Yarrow can have one to several stems extending 0.2–1 m (0.66–3.28 ft) in height. Although the flowers of horticultural varieties can vary in color, the native flowers are generally pink to white and often arranged in flattened disc-like clusters at the top of a long stem. The 5–20 cm (2.0–7.9 in) long leaves are distributed spirally along the stem, with the leaves near the middle and bottom of the stem being the largest. The leaves can be “feathery” in appearance, botanically described as bipinnate or tripinnate. When pollinated, the flowers produce a profusion of tiny achene-like seeds that look like minuscule sunflower seeds.

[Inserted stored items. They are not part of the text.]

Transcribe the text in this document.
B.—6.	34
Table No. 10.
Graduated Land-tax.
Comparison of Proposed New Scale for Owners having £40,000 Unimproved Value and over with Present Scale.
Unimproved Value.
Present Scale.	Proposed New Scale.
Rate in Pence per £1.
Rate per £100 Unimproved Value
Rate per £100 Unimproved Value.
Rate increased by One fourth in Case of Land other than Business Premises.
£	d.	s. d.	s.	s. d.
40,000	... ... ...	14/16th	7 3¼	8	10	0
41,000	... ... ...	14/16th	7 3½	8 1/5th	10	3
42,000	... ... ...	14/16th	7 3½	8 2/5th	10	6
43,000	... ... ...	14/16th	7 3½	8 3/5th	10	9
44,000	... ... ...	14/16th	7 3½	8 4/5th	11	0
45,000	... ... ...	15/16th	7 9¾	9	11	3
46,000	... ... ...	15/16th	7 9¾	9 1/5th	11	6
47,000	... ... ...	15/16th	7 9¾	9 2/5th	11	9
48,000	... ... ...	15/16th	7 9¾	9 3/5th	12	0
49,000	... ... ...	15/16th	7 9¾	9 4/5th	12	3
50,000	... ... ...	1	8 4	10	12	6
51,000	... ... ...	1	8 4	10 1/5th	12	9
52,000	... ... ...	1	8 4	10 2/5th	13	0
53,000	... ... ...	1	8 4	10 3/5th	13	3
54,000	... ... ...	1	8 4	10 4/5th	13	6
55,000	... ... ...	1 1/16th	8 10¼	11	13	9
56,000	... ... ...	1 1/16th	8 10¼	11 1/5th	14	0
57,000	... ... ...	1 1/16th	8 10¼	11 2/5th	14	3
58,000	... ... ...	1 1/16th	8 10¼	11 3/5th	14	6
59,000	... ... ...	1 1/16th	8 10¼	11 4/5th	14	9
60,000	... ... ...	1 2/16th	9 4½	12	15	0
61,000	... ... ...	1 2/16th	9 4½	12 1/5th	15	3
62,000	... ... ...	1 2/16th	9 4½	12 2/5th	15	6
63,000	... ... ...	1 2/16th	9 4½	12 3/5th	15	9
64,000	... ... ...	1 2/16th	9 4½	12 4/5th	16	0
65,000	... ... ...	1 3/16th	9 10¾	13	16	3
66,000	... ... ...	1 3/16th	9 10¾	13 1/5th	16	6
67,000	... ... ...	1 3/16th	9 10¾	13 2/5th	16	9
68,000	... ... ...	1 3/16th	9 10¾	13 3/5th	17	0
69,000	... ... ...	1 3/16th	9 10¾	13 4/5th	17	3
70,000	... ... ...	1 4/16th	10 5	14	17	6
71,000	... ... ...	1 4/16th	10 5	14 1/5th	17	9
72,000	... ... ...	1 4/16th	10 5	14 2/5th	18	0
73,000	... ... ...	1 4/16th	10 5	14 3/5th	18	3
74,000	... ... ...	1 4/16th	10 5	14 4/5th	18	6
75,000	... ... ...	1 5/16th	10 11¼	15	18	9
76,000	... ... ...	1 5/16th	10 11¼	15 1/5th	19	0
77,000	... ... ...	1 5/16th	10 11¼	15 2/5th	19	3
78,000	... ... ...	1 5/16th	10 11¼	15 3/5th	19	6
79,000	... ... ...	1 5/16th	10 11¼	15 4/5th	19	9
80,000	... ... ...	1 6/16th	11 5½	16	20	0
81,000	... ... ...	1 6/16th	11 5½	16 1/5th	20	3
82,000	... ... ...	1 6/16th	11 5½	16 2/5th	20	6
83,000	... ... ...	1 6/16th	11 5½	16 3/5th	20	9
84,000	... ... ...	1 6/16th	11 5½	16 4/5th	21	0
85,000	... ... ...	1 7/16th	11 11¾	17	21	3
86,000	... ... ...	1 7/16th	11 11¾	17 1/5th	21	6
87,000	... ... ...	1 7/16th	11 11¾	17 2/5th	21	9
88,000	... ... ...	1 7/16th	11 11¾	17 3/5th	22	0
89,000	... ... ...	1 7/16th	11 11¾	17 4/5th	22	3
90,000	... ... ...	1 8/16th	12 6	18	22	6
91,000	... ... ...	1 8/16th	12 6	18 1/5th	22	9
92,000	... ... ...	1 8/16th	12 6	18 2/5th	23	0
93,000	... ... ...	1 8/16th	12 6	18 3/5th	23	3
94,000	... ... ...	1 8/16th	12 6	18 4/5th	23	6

Yarrow is a versatile and valuable plant used in native plant restoration efforts and great for landscaping. It is drought tolerant, spreads rhizomatously, grows in a variety of soils, flowers prolifically and serves as a host plant to a wide variety of wildlife. The leaves and stems are used as food by a long list of insects and mammals, the flowers attract a variety of pollinators and the “fluffy” leaves are reportedly used as nesting material by some birds. When managed properly, yarrow has been used as a drought tolerant replacement for turf grass lawns or, in the right conditions, it will form dense lush-looking patches bearing long stalks with large fragrant flower clusters. It can be grown from seed or by dividing root clusters. Yarrow does spread, which can be good or bad depending on the long-term plan for where it is planted.